According to Professor Donna Jo Napoli, head of the Linguistics Department and an expert on American Sign Language, this is a “mega-event” that “appeals on so many fronts.” The talks, panels and workshops that compose the conference deal with three different aspects of deafness: the linguistics of sign languages, civil rights problems faced by the deaf community and deaf poetry.

The conference kicks off on Friday at 8 p.m. with a talk by Carol Padden, one of the world’s foremost experts on the linguistics of sign language. This talk, along with talks scheduled for Saturday morning, will deal with linguistic phenomena in sign language.

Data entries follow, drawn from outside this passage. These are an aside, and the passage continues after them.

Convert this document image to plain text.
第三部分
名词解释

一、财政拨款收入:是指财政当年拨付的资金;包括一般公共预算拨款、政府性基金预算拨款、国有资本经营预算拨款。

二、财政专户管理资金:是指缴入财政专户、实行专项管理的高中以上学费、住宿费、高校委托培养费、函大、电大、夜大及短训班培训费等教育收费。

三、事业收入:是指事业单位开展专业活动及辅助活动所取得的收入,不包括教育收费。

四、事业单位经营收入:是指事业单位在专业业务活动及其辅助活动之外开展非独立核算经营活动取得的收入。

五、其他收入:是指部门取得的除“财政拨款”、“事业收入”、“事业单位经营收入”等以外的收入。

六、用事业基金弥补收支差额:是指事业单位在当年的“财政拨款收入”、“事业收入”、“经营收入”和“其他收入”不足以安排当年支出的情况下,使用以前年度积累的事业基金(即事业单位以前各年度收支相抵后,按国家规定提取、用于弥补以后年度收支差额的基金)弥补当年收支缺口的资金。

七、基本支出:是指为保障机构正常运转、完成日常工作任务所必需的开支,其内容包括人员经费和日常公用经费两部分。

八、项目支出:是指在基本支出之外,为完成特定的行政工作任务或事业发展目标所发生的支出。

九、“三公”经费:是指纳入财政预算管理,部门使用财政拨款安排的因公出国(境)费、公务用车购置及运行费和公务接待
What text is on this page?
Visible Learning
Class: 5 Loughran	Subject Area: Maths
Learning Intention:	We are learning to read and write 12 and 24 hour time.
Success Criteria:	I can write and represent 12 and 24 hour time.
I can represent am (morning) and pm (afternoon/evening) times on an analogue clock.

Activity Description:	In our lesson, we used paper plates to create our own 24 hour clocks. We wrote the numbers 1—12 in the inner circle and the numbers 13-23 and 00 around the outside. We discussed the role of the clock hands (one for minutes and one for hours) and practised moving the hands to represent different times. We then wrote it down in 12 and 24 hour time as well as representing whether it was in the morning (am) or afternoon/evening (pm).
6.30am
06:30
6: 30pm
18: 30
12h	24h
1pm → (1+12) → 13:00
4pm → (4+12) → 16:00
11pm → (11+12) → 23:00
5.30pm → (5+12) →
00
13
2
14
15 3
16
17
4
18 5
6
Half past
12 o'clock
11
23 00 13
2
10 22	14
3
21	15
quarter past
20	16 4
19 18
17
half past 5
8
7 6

“It deals with basic linguistic questions, some of which sign language allows us to approach whereas spoken language does not,” Professor Napoli said. Anyone with an interest in linguistics should check out the talks on language beginnings in sign language; one of these talks will cover the gestural systems used by hearing parents to communicate with their deaf children, while another will discuss the birth of creoles in newly formed deaf schools. The beginning of language is a topic that is difficult to explore with respect to spoken languages, many of which have been widely spoken for hundreds of years; an opportunity to glimpse the formation of a language is an exciting prospect for linguistics.

The second issue that will be explored during the conference is the issue of civil rights, an important one for the deaf community. As Napoli put it, “Just ask yourself what in your life would be difficult to access if you couldn’t understand others and they couldn’t understand you – you will be floored by the wide range of things that would fall apart on you.”

Finally, for the all the poets out there, a discussion of creativity in deaf poetry will be held Saturday night to close the conference. This discussion will be accompanied by a performance of poetry written in British Sign Language and preceded by a dramatic performance featuring students at the Pennsylvania School for the Deaf. The conference will feature talks by internationally recognized deaf scholars and will cover issues of deafness all over the world, including countries like Nicaragua, China, Japan, Germany and even a Bedouin tribe in Israel. For anyone interested in linguistics, social justice and creativity – and for anyone who is curious about the deaf community – the conference is an incredible opportunity.